Dematteis M, Lallement G, Mallaret M
Unité de Neuropharmacologie, CRSSA, La Tronche, France.
Fundam Clin Pharmacol. 1998;12(5):526-37. doi: 10.1111/j.1472-8206.1998.tb00982.x.
Dextromethorphan (DM), a widely used and well-tolerated centrally acting antitussive, has been tested in several clinical trials for its antiepileptic and neuroprotective properties. However, the use of DM in these new clinical indications requires higher doses than antitussive doses, which may therefore induce phencyclidine (PCP)-like side-effects (memory and psychotomimetic disturbances) through its metabolic conversion to the active metabolite dextrorphan (DX), a more potent PCP-like non-competitive antagonist at the N-methyl-D-aspartate (NMDA) receptor than DM. Thus, we compared the behavioural effects in rats of intraperitoneal administration of DM and DX on motor activity in an open field and on learning and memory in the Morris water maze. DM (20, 30, 40 mg/kg) produced a dose-dependent decrease in both locomotion and stereotyped behaviour with a slight ataxia for the highest dose. DX (20, 30, 40 mg/kg) induced a dose-dependent increase in locomotion and stereotypies (swaying, turning) with moderate ataxia. Assessments of learning and memory were performed with lower doses of DM (10, 20, 30 mg/kg) and DX (5, 10, 15 mg/kg) because of motivational deficits (40 mg/kg of DM, 20-40 mg/kg of DX) and motor disorders (30, 40 mg/kg of DX) in the cue learning procedure. DX (10, 15 mg/kg) impaired spatial learning with a long-lasting effect for the highest dose whereas 5 mg/kg of DX and DM (10-30 mg/kg) did not. Only 15 mg/kg of DX appeared to slightly impair working memory. DM (10-30 mg/kg) and DX (5-15 mg/kg) did not impair reference memory. Thus, the two antitussives DM and DX induced different behavioural effects suggesting sedative effects for DM and PCP-like effects for DX. However, PCP-like side-effects with DM remain possible through its metabolic conversion to DX, with very high doses and/or in extensive metabolizers and/or in aged subjects prone to cognitive dysfunction. Therefore, the identification of DM metabolism phenotype, an adapted prescription and a pharmacological modulation of the DM metabolism may avoid adverse effects.
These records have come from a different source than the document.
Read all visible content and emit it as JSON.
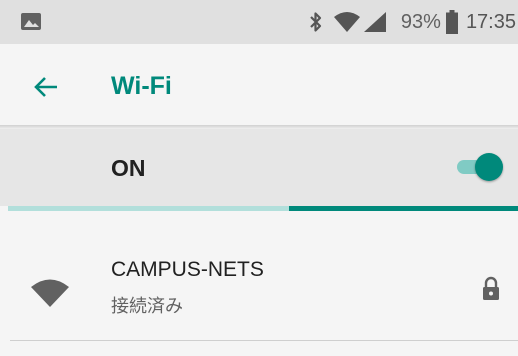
{
  "status_bar": {
    "left_icon": "image-notification-icon",
    "icons": [
      "bluetooth-icon",
      "wifi-signal-icon",
      "cell-signal-icon"
    ],
    "battery_text": "93%",
    "battery_icon": "battery-icon",
    "time": "17:35"
  },
  "app_bar": {
    "back_icon": "arrow-back-icon",
    "title": "Wi-Fi"
  },
  "master_switch": {
    "label": "ON",
    "state": "on"
  },
  "scan_progress": {
    "filled_start_fraction": 0.55,
    "filled_end_fraction": 1.0
  },
  "networks": [
    {
      "name": "CAMPUS-NETS",
      "status": "接続済み",
      "signal_icon": "wifi-signal-icon",
      "secured_icon": "lock-icon"
    }
  ],
  "colors": {
    "accent": "#00897b",
    "accent_light": "#80cbc4",
    "status_bar_bg": "#e0e0e0",
    "switch_row_bg": "#e6e6e6",
    "background": "#f5f5f5"
  }
}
右美沙芬(DM)是一种广泛使用且耐受性良好的中枢性镇咳药,已在多项临床试验中对其抗癫痫和神经保护特性进行了测试。然而,在这些新的临床适应症中使用DM需要比镇咳剂量更高的剂量,因此,它可能通过代谢转化为活性代谢物右啡烷(DX)而诱发苯环己哌啶(PCP)样副作用(记忆和拟精神病性障碍),DX是一种比DM更有效的PCP样非竞争性N-甲基-D-天冬氨酸(NMDA)受体拮抗剂。因此,我们比较了腹腔注射DM和DX对大鼠在旷场中的运动活动以及在莫里斯水迷宫中的学习和记忆的行为影响。DM(20、30、40mg/kg)使运动和刻板行为呈剂量依赖性减少,最高剂量时伴有轻微共济失调。DX(20、30、40mg/kg)使运动和刻板行为(摇摆、转身)呈剂量依赖性增加,并伴有中度共济失调。由于在线索学习过程中存在动机缺陷(40mg/kg的DM,20 - 40mg/kg的DX)和运动障碍(30、40mg/kg的DX),因此使用较低剂量的DM(10、20、30mg/kg)和DX(5、10、15mg/kg)进行学习和记忆评估。DX(10、15mg/kg)损害空间学习,最高剂量时具有持久效应,而5mg/kg的DX和DM(10 - 30mg/kg)则没有。仅15mg/kg的DX似乎轻微损害工作记忆。DM(10 - 30mg/kg)和DX(5 - 15mg/kg)不损害参考记忆。因此,两种镇咳药DM和DX诱导了不同的行为效应,提示DM有镇静作用,DX有PCP样作用。然而,DM通过代谢转化为DX仍有可能产生PCP样副作用,尤其是在非常高的剂量和/或广泛代谢者和/或易患认知功能障碍的老年受试者中。因此,识别DM代谢表型、调整处方以及对DM代谢进行药理调节可能避免不良反应。